826. dzień wojny. Idą na Donbas. Jak Rosjanie łóżka ścielą, czyli skąd się wzięli politrucy
Okazało się, że największym na świecie znawcą ukraińskiej konstytucji jest Władimir Putin. I choć przyznał, że w stanie nadzwyczajnym wybory się zawiesza, to dokonał przełomowego odkrycia: nie zapisano w niej, iż prezydencka władza wówczas się wydłuża. Czyli: nie wybiera się nowego prezydenta, ale dotychczasowy przestaje nim być. Państwo nie ma przywódcy, nikt nie podejmuje decyzji.

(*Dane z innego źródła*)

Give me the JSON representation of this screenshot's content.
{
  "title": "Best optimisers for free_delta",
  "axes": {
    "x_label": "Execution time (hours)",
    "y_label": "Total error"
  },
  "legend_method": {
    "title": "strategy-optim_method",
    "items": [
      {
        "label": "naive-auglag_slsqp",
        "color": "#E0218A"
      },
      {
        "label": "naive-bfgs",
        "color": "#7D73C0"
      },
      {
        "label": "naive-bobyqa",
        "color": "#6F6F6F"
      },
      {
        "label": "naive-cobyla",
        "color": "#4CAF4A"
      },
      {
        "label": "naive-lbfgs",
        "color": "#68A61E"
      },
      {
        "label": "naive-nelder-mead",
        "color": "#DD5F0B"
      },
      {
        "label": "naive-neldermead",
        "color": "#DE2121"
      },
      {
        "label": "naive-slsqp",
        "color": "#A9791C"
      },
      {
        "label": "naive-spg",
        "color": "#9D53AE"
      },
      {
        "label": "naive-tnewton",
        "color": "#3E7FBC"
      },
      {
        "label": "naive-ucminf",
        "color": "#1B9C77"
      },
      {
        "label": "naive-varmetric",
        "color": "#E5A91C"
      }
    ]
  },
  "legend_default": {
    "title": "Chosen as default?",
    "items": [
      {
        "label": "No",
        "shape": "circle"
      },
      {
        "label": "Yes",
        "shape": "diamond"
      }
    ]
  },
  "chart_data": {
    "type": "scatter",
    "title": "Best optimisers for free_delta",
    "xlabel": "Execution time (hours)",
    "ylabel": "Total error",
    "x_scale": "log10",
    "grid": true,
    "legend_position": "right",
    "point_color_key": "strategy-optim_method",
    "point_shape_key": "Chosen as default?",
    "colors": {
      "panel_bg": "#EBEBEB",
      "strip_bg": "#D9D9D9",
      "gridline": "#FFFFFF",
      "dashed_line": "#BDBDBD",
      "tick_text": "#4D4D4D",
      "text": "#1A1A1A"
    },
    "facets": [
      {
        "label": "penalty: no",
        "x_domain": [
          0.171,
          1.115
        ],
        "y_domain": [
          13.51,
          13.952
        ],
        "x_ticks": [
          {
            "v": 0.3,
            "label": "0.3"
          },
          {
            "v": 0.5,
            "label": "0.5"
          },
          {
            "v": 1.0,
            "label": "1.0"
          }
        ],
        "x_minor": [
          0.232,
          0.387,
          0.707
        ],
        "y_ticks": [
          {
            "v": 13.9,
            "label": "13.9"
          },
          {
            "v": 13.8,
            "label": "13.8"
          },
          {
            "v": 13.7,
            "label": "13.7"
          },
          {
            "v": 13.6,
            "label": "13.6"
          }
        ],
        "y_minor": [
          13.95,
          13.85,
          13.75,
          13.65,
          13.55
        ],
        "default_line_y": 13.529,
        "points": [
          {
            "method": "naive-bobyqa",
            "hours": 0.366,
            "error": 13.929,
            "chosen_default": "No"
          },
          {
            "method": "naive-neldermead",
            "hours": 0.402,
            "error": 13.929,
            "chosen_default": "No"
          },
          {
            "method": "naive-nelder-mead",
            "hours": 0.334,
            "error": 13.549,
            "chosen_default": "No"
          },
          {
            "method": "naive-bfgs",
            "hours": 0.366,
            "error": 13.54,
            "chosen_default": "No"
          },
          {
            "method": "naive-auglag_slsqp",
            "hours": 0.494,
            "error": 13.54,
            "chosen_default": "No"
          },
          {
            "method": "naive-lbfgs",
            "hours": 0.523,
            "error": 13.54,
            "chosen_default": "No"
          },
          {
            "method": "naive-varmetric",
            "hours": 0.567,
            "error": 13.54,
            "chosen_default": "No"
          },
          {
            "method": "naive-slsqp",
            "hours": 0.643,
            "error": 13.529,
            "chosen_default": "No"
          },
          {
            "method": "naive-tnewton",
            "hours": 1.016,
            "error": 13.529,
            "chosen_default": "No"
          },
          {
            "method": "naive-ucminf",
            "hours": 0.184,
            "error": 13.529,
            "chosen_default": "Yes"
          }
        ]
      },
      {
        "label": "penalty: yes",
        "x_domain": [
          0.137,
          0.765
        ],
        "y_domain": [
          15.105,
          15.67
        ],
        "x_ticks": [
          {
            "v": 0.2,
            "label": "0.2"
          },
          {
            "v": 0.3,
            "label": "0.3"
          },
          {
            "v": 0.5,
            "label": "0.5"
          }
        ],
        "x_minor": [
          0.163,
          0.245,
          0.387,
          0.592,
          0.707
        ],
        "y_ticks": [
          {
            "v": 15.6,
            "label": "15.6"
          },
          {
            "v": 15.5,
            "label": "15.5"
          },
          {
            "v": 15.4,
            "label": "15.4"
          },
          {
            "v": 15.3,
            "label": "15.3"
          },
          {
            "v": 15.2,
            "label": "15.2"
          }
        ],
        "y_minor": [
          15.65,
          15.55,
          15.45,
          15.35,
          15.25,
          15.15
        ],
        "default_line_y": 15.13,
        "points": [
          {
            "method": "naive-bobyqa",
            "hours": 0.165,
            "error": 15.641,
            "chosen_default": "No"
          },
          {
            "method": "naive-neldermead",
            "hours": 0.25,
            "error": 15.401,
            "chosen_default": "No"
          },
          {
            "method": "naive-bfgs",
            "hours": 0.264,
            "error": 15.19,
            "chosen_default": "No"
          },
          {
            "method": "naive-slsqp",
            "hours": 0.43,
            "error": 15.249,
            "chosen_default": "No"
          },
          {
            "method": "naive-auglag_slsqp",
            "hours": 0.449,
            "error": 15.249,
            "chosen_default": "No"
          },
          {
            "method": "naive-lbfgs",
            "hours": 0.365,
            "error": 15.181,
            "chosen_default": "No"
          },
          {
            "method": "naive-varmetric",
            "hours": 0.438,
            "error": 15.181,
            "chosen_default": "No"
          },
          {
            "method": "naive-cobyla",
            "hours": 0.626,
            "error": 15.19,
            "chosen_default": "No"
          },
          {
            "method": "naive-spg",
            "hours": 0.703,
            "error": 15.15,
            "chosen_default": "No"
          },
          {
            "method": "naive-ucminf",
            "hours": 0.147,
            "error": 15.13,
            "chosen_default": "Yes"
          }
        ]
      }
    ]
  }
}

Retoryka Kremla idzie w tym kierunku: jesteśmy gotowi na rozmowy z prezydentem Ukrainy, ale nie jest nim Wołodymyr Zełenski. Czyli tak naprawdę Moskwa rozmawiać nie będzie, co zresztą przewidywaliśmy. Na razie nie ma w tym interesu, ale ciekawe, co będzie, kiedy zacznie się jej kończyć ciężki sprzęt. Podejrzewamy, że i wtedy zawieszenia broni nie będzie, po prostu zmniejszą tempo działań do poziomu z 2015–22 i będą odtwarzać zapasy. Nie dadzą okazji, by przyjąć Ukrainę do NATO i UE.
To manewr: Rosjanie chcą wmówić naiwnym, że są gotowi na rozmowy pokojowe, gdy w istocie nie są nimi zainteresowani. Po co? Czekają na upadek Ukrainy i niezmiennie do tego dążą, wierząc, że w końcu nastąpi, choćby z powodu wyczerpania rezerw. Albo złamania morale. Dawno nie było doniesień o rosyjskich zbrodniach, bo nie są obecnie odkrywane przy okazji odbijania terenów, więc ludziom zdarza się myśleć, że może da się z nimi jakoś ułożyć. W Białorusi bis też da się żyć...
Na frontach sytuacja bez większych zmian. Więcej o tym jutro. Czekamy na podjęcie ofensywy Rosjan w Donbasie. Pierwsze oznaki, że się zbliża, już niestety są.